Improved Centrifugal Governor

Improved Centrifugal Governor, patent number 36,621 by Thomas R. Pickering, October 7, 1862


Thomas R. Pickering, an engineer, ran a factory power plant in the mid-1800s. Frustrated by the lack of precision with which existing technology allowed him to control the speed of the plant’s engine, Pickering longed for a more finely crafted mechanism than the sluggish, unresponsive “gravity governor” responsible for the engine’s control. Pickering set about making his own governor in which revolving balls acted against curved flat springs; the result was his 1861 “Pickering governor” and the birth of the Pickering Governor Company in Portland, Connecticut.

Thomas Pickering

Thomas Pickering – National Inventors Hall of Fame

The Pickering governor caught on quickly in a 19th-century world increasingly dependent upon the steam engine. Pickering’s invention, incorporated into the valve assemblies of steam engines, helped operators produce more consistent and steady speeds. The product’s popularity brought about tremendous growth in Pickering’s enterprise. By 1904, the company had already outgrown its facilities and moved into a new E-shaped mill in town with elevators, a shipping room, warehouse, machine shop, and fireproof doors. Pickering Governor continued its growth as the company patented modification after modification to meet the demands of the bigger and more powerful gasoline engines gaining popularity at the time.
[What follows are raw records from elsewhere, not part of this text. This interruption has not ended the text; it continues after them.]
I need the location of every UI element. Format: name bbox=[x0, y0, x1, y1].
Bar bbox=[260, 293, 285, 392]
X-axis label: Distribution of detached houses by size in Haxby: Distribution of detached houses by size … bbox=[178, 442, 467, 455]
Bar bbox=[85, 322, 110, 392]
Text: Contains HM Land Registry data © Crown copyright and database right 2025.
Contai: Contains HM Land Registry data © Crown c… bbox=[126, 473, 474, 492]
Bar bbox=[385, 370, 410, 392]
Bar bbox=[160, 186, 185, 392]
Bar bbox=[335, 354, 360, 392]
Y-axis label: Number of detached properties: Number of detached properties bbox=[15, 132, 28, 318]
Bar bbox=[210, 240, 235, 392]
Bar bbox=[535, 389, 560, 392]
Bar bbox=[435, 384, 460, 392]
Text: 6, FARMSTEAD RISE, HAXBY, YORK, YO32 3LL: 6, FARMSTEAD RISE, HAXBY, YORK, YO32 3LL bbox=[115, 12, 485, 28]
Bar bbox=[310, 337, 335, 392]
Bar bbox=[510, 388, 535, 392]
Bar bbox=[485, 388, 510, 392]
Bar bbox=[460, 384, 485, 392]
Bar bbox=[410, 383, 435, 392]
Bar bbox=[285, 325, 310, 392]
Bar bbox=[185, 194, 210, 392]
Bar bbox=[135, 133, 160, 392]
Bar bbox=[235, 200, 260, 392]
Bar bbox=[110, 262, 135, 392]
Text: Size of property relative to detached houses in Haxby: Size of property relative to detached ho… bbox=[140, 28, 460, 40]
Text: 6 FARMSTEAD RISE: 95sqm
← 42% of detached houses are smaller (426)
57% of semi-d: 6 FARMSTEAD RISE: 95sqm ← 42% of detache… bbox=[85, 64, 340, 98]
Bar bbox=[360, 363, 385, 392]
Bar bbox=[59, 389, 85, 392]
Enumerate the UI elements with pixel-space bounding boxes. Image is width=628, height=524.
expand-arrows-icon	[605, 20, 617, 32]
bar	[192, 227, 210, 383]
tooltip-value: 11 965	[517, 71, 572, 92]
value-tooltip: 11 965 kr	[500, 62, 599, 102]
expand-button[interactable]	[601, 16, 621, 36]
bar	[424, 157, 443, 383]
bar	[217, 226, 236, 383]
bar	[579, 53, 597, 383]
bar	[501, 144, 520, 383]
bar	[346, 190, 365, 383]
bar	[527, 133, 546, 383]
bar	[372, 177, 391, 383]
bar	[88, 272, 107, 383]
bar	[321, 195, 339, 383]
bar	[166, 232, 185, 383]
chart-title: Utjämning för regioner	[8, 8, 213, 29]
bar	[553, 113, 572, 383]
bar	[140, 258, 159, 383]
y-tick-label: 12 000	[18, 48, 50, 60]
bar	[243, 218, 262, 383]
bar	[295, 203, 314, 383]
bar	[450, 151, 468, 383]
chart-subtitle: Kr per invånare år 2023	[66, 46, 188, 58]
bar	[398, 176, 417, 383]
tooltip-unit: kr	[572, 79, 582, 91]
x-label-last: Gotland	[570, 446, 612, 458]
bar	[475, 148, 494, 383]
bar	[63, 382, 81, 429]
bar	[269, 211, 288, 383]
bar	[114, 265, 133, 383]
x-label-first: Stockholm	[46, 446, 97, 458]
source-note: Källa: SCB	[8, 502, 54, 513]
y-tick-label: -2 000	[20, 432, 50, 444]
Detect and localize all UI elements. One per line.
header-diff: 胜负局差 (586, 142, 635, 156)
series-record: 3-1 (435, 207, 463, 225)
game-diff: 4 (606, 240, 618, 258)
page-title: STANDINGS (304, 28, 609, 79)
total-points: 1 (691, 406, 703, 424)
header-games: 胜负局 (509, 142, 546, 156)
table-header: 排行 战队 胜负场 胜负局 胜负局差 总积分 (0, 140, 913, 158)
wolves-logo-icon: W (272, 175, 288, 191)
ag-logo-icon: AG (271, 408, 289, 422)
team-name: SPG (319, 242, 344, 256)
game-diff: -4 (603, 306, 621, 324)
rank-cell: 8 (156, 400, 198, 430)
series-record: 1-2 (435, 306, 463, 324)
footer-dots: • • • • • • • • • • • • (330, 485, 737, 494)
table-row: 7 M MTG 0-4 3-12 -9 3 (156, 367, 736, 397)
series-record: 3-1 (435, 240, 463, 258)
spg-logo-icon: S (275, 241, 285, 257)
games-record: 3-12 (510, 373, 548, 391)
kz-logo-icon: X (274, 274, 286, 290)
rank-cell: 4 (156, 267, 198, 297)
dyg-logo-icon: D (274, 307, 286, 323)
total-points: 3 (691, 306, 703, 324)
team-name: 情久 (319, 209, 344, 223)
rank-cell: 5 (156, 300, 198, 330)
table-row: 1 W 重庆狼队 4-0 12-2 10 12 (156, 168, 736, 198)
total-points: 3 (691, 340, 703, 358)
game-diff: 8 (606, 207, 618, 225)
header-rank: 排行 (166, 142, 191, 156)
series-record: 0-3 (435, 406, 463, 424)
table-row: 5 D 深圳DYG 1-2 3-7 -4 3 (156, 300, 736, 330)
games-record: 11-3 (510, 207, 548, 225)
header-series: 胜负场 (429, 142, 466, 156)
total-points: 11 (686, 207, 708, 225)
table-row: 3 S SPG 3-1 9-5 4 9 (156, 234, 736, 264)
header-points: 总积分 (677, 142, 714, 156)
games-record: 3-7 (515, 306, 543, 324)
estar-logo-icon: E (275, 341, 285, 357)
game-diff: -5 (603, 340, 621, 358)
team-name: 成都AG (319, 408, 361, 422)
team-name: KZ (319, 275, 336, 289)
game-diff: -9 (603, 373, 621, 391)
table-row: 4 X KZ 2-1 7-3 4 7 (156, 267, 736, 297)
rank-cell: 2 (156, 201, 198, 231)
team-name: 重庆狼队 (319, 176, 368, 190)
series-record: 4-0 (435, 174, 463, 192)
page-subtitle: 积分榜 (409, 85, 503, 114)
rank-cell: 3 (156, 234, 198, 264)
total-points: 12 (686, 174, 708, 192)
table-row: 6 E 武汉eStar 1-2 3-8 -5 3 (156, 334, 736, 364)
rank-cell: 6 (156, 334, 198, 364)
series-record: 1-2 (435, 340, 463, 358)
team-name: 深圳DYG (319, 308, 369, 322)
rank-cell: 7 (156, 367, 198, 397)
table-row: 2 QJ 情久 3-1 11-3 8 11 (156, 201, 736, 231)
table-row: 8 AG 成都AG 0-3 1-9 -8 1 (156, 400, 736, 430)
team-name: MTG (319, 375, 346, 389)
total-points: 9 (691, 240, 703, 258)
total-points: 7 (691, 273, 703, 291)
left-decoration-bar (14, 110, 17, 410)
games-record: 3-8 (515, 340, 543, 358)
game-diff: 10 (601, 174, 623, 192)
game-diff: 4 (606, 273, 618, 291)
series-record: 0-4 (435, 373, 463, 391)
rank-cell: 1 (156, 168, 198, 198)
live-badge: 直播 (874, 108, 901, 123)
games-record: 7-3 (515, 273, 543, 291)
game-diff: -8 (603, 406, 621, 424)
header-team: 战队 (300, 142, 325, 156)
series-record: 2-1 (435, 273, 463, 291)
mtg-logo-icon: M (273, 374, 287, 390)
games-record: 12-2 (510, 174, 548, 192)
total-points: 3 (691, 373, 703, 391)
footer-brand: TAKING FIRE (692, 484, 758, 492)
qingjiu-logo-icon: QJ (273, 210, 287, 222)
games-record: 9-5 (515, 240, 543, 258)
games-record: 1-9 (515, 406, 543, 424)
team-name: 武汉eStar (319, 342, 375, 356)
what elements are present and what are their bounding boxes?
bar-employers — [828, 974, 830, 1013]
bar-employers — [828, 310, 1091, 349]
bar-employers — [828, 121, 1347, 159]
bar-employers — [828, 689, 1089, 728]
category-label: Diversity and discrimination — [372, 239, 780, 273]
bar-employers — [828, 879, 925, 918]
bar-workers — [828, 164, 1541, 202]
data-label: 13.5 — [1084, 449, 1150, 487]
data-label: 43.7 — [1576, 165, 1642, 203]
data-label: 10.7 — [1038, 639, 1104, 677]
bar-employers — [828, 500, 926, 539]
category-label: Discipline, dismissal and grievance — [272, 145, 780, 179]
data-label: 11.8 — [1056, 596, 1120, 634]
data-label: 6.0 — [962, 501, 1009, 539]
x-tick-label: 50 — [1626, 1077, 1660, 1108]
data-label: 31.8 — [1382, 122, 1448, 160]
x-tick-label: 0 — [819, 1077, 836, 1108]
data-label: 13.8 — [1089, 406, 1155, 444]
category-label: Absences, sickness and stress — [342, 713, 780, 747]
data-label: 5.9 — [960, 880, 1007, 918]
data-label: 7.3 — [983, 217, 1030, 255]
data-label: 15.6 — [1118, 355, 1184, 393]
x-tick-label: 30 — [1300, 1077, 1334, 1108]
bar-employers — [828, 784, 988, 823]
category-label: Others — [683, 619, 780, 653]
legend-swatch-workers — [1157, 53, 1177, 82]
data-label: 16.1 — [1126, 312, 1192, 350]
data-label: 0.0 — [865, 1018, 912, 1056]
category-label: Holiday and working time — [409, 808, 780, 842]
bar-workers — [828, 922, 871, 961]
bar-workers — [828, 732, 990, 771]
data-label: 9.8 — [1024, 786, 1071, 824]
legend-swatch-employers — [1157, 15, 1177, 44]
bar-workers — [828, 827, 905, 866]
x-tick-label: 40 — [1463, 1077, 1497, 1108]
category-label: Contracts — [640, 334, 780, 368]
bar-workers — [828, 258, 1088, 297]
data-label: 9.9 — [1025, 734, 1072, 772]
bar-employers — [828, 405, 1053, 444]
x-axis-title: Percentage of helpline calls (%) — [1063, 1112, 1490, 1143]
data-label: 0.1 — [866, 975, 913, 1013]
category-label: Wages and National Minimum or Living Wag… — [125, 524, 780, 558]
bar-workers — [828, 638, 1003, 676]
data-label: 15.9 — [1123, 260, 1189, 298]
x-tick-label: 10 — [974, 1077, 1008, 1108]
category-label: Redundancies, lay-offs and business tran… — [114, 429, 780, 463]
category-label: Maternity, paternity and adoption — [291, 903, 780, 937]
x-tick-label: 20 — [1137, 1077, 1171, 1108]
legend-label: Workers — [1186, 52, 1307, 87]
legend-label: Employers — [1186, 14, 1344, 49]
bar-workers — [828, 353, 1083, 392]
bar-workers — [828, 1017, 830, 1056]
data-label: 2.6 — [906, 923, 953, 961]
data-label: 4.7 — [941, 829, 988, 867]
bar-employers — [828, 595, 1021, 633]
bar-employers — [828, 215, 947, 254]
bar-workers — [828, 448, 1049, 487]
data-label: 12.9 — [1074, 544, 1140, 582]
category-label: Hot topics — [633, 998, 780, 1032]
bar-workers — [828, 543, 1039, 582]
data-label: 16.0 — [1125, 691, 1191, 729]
Despite its growth and success, the Pickering Governor Company remained very much a close-knit, small-town operation. At the start of the 20th century, with the opportunity to move to Hartford and share a building with the Colt’s Patent Fire Arms Manufacturing Company, the Pickering Company declined, in part because of the number of employees with homes in Portland and the hardship relocation would create for them and their families. The employees, in turn, remained very loyal to the company. In 1940, the Hartford Courant ran a story on Wilmore Taylor, a 64-year-old assembler at Pickering who began his career there at age 14 painting governors by hand. Seven years later, when company President Irving M. Crafts resigned, S. Milton Whitby, a man with 32 years experience at Pickering, took over the company’s operation.

Unfortunately, as technological advances in industry bypassed the need for Pickering’s products, the company began to struggle. In October of 1949, the Hartford-Empire Company purchased Pickering, largely to acquire the property on which the company operated. Hartford-Empire quickly sold Pickering to the Champlain Company, Inc., of Bloomfield, New Jersey. The Standard Knapp division of Hartford-Empire moved into the governor manufacturer’s old 33,500-square-foot facility on Pickering Street, ending Pickering’s almost 100-year-old association with Portland.